AMD's 'Puma' Notebook Platform To Pounce On Intel

Looking to supplant Centrino, the CPU-graphics combination includes the Turion X2 Ultra Dual-Core Mobile processor and the AMD 7-series chipset.

Antone Gonsalves, Contributor

June 4, 2008

4 Min Read

Advanced Micro Devices on Wednesday launched its first platform built solely for notebooks, leveraging its ATI graphics technology to try to make its new products more attractive than Intel's.

In unveiling the platform, codenamed Puma, at the Computex conference in Taipei, Taiwan, AMD goes head-to-head with Intel's Centrino platform. The new components within Puma include the Turion X2 Ultra Dual-Core Mobile processor and the AMD 7-series chipset. The latter comprises the AMD M780G and SB700.

Since buying ATI Technologies in 2006, AMD has sought to leverage the graphics chipmaker's technology to try to surpass Intel in performance when processing video and other graphics intensive chores. PCs are increasingly being used for entertainment, such as video, music and photos, so a machine's graphics capabilities are becoming a competitive advantage for computer makers.

In addressing the need for more graphics power, AMD is adding the option of a separate graphics card, a must for people into PC gaming or for graphics professionals. Puma supports ATI Mobility Radeon HD 3000 series discrete graphics cards, including the previously announced 3400 and 3600 and the new 3800. The last is the most powerful of the three.

An important feature in AMD graphics technology is the ability for the integrated graphics engine in the chipset to work with the separate card.

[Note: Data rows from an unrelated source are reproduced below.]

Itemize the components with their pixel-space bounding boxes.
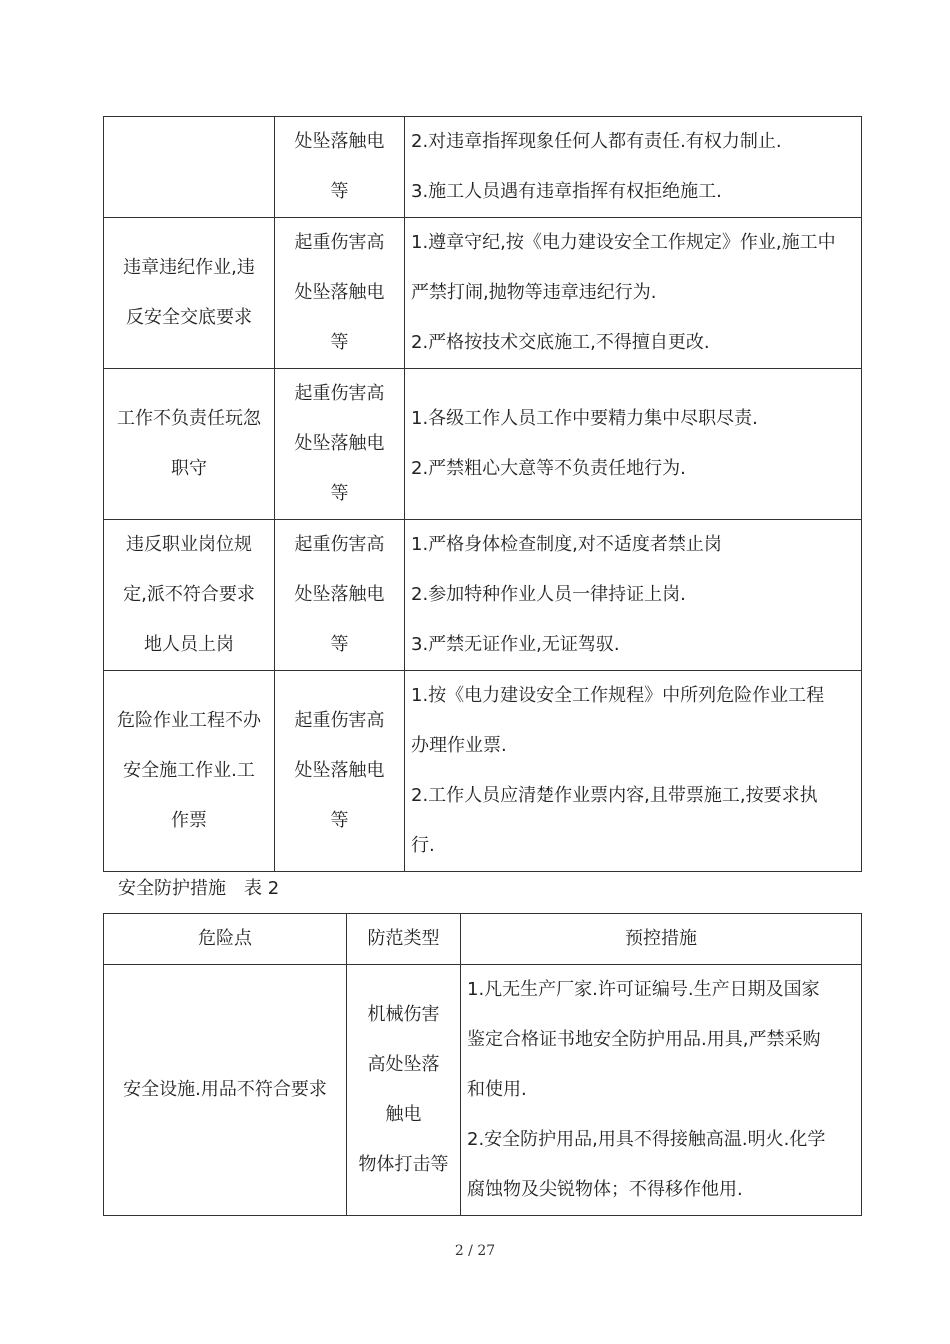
cell-line: 起重伤害高 (294, 232, 385, 253)
cell-line: 2.严禁粗心大意等不负责任地行为. (411, 458, 686, 479)
protection-table-2 (103, 913, 862, 1216)
cell-line: 等 (330, 483, 349, 504)
cell-line: 办理作业票. (411, 735, 507, 756)
cell-line: 1.遵章守纪,按《电力建设安全工作规定》作业,施工中 (411, 232, 836, 253)
cell-line: 职守 (171, 458, 207, 479)
cell-line: 腐蚀物及尖锐物体；不得移作他用. (467, 1179, 743, 1200)
header-prevention-type: 防范类型 (347, 914, 461, 965)
risk-cell (104, 218, 275, 369)
hazard-type-cell (275, 369, 405, 520)
cell-line: 2.严格按技术交底施工,不得擅自更改. (411, 332, 710, 353)
cell-line: 安全设施.用品不符合要求 (123, 1079, 327, 1100)
hazard-table-1-body (104, 117, 862, 872)
cell-line: 处坠落触电 (294, 433, 385, 454)
risk-cell (104, 369, 275, 520)
table-row (104, 520, 862, 671)
cell-line: 严禁打闹,抛物等违章违纪行为. (411, 282, 657, 303)
cell-line: 起重伤害高 (294, 383, 385, 404)
cell-line: 处坠落触电 (294, 131, 385, 152)
risk-cell (104, 117, 275, 218)
hazard-table-1 (103, 116, 862, 872)
cell-line: 等 (330, 332, 349, 353)
risk-cell (104, 520, 275, 671)
table-row (104, 369, 862, 520)
hazard-type-cell (347, 965, 461, 1216)
table-2-caption: 安全防护措施 表 2 (118, 878, 280, 899)
risk-cell (104, 965, 347, 1216)
cell-line: 违反职业岗位规 (126, 534, 252, 555)
header-control-measures: 预控措施 (461, 914, 862, 965)
cell-line: 物体打击等 (358, 1154, 449, 1175)
cell-line: 2.工作人员应清楚作业票内容,且带票施工,按要求执 (411, 785, 818, 806)
risk-cell (104, 671, 275, 872)
cell-line: 定,派不符合要求 (123, 584, 255, 605)
cell-line: 作票 (171, 810, 207, 831)
cell-line: 1.严格身体检查制度,对不适度者禁止岗 (411, 534, 722, 555)
cell-line: 鉴定合格证书地安全防护用品.用具,严禁采购 (467, 1029, 821, 1050)
cell-line: 1.按《电力建设安全工作规程》中所列危险作业工程 (411, 685, 825, 706)
cell-line: 违章违纪作业,违 (123, 257, 255, 278)
cell-line: 处坠落触电 (294, 760, 385, 781)
measures-cell (405, 218, 862, 369)
header-risk-point: 危险点 (104, 914, 347, 965)
cell-line: 等 (330, 181, 349, 202)
cell-line: 3.严禁无证作业,无证驾驭. (411, 634, 620, 655)
cell-line: 反安全交底要求 (126, 307, 252, 328)
table-row (104, 218, 862, 369)
cell-line: 高处坠落 (367, 1054, 440, 1075)
cell-line: 处坠落触电 (294, 282, 385, 303)
measures-cell (405, 117, 862, 218)
hazard-type-cell (275, 218, 405, 369)
measures-cell (461, 965, 862, 1216)
cell-line: 起重伤害高 (294, 710, 385, 731)
cell-line: 处坠落触电 (294, 584, 385, 605)
cell-line: 和使用. (467, 1079, 527, 1100)
cell-line: 地人员上岗 (144, 634, 234, 655)
protection-table-2-body (104, 965, 862, 1216)
table-row (104, 965, 862, 1216)
hazard-type-cell (275, 117, 405, 218)
cell-line: 起重伤害高 (294, 534, 385, 555)
cell-line: 2.安全防护用品,用具不得接触高温.明火.化学 (467, 1129, 826, 1150)
hazard-type-cell (275, 671, 405, 872)
measures-cell (405, 671, 862, 872)
cell-line: 工作不负责任玩忽 (117, 408, 261, 429)
cell-line: 安全施工作业.工 (123, 760, 255, 781)
cell-line: 机械伤害 (367, 1004, 440, 1025)
cell-line: 危险作业工程不办 (117, 710, 261, 731)
table-header-row (104, 914, 862, 965)
page-number: 2 / 27 (454, 1243, 496, 1259)
table-row (104, 671, 862, 872)
cell-line: 3.施工人员遇有违章指挥有权拒绝施工. (411, 181, 722, 202)
cell-line: 触电 (385, 1104, 422, 1125)
cell-line: 2.对违章指挥现象任何人都有责任.有权力制止. (411, 131, 782, 152)
cell-line: 1.凡无生产厂家.许可证编号.生产日期及国家 (467, 979, 820, 1000)
cell-line: 等 (330, 634, 349, 655)
cell-line: 行. (411, 835, 435, 856)
cell-line: 2.参加特种作业人员一律持证上岗. (411, 584, 686, 605)
cell-line: 等 (330, 810, 349, 831)
cell-line: 1.各级工作人员工作中要精力集中尽职尽责. (411, 408, 758, 429)
measures-cell (405, 369, 862, 520)
table-row (104, 117, 862, 218)
measures-cell (405, 520, 862, 671)
hazard-type-cell (275, 520, 405, 671)
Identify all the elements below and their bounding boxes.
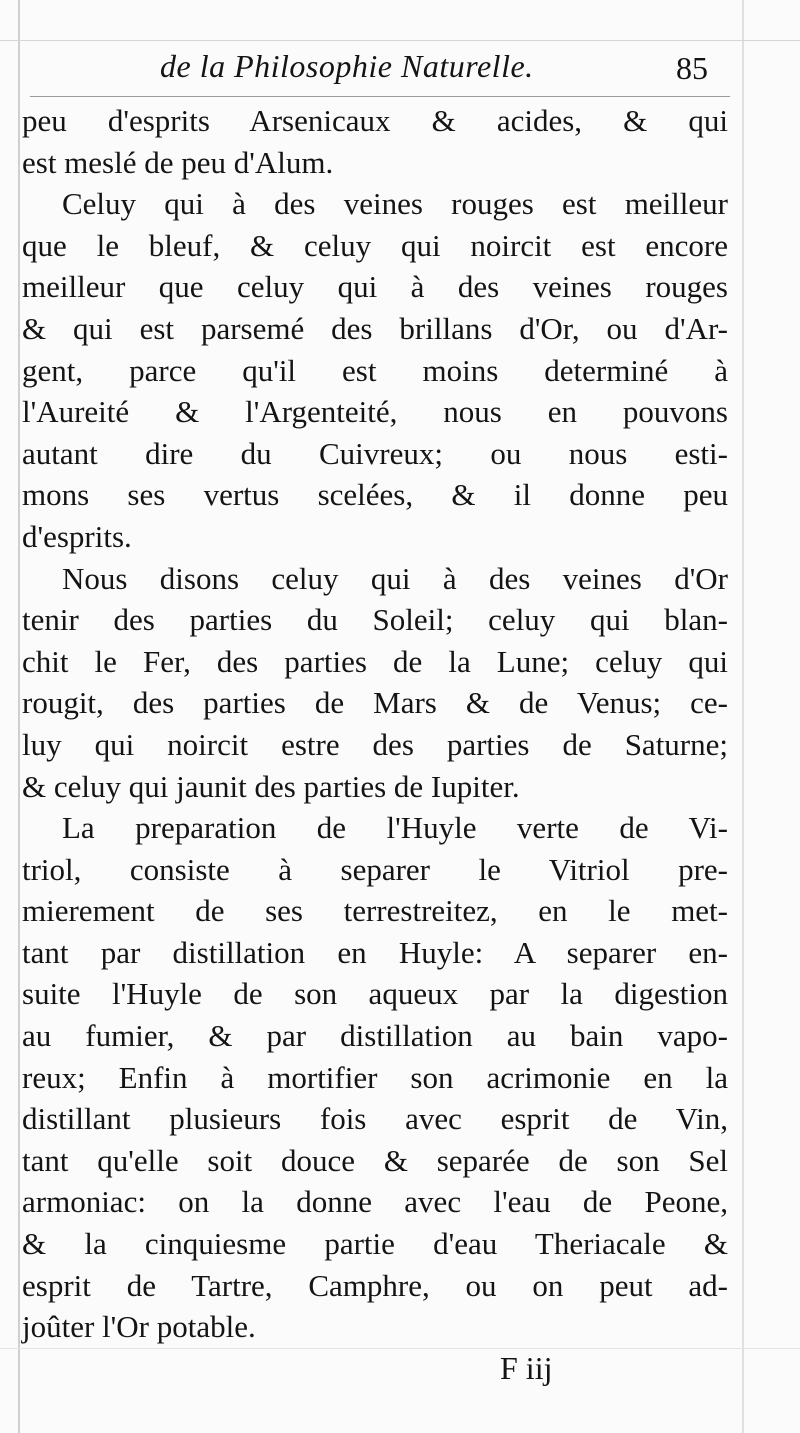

In the past, the chipset would hand off the workload. With AMD's graphics technology, called CrossFireX, the CPU and graphics both work together; to give higher performance than if the card was working alone. To take advantage of the capability, a computer needs to have an AMD chipset and ATI graphics card. ATI rival Nvidia also offers similar capabilities.

New capabilities within the Turion X2 Ultra processor include the ability to power up cores depending on the workload in order to save power, Bahr Mahoney, director of notebook product marketing told InformationWeek. In the past, both cores had to be turned on at the same time. Now, if only one is needed, then the other can stay idle.

In addition, the chip has greater input/output bandwidth, and a more efficient memory controller than previous generation chips, Mahoney said.

For wireless connectivity, AMD is supporting 802.11n Wi-Fi chips from Atheros, Broadcom, or Ralink. The platform also supports products from the same vendors for connecting to high-speed 3G cellular networks. Puma represents another step toward AMD's goal of eventually bringing the general CPU and graphics processor onto the same core or die. Having the two together, according to AMD, will deliver better graphics performance than having the graphics engine on a separate chipset. AMD's first combined notebook chip, codenamed Swift, is scheduled to debut in early 2010, along with its supporting chipset, codenamed Shrike.

Puma will compete with a July refresh of Intel's Centrino mobile platform, codenamed Montevina. For now, Puma has a number of media features not in the current version of Centrino, such as support for hardware acceleration of H.264 video decode, Microsoft DirectX 10.1 graphics application programming interfaces (APIs), PCI Express 2.0 and HDMI and DisplayPort interfaces. The next version of Centrino, however, is expected to have those features, according to Intel.

Intel has a lead on AMD in moving the product line to a next-generation manufacturing process that shrinks the size of transistors on a chip to 45 nanometers from 65 nm. Increasing the number of transistors on a core delivers better power to performance ratios. AMD plans to ship its first 45 nm chip this year. Puma is in 65 nm.

"Intel still holds the performance lead, but AMD has a competitive offering," Jim McGregor, analyst for In-Stat, said. "They continue to be price conscious and have competitive solutions."

AMD has an advantage in graphics through its ownership of ATI, which is among the largest makers of graphics cards. AMD's Puma platform offers computer makers more flexibility than Intel by offering broader support of Nvidia and ATI products, McGregor said. This is particular important today, because computer makers are using graphics technology, especially in the form of separate graphics cards, as a way to differentiate their products from competitors.

"Having ATI in the fold definitely helps AMD," McGregor said.

While Intel has a jump in performance at the very high-end of the market, that's only a small segment. For the majority of consumers and businesses, what's makes the sale is price and features related to the purpose of buying the PC, McGregor said. "The processor isn't the selling point anymore."

Computer manufacturers lining up to use AMD's latest mobile platform include Acer, Asus, Clevo, Fujitsu, Fujitsu Siemens Computers, Hewlett-Packard, MSI, NEC and Toshiba.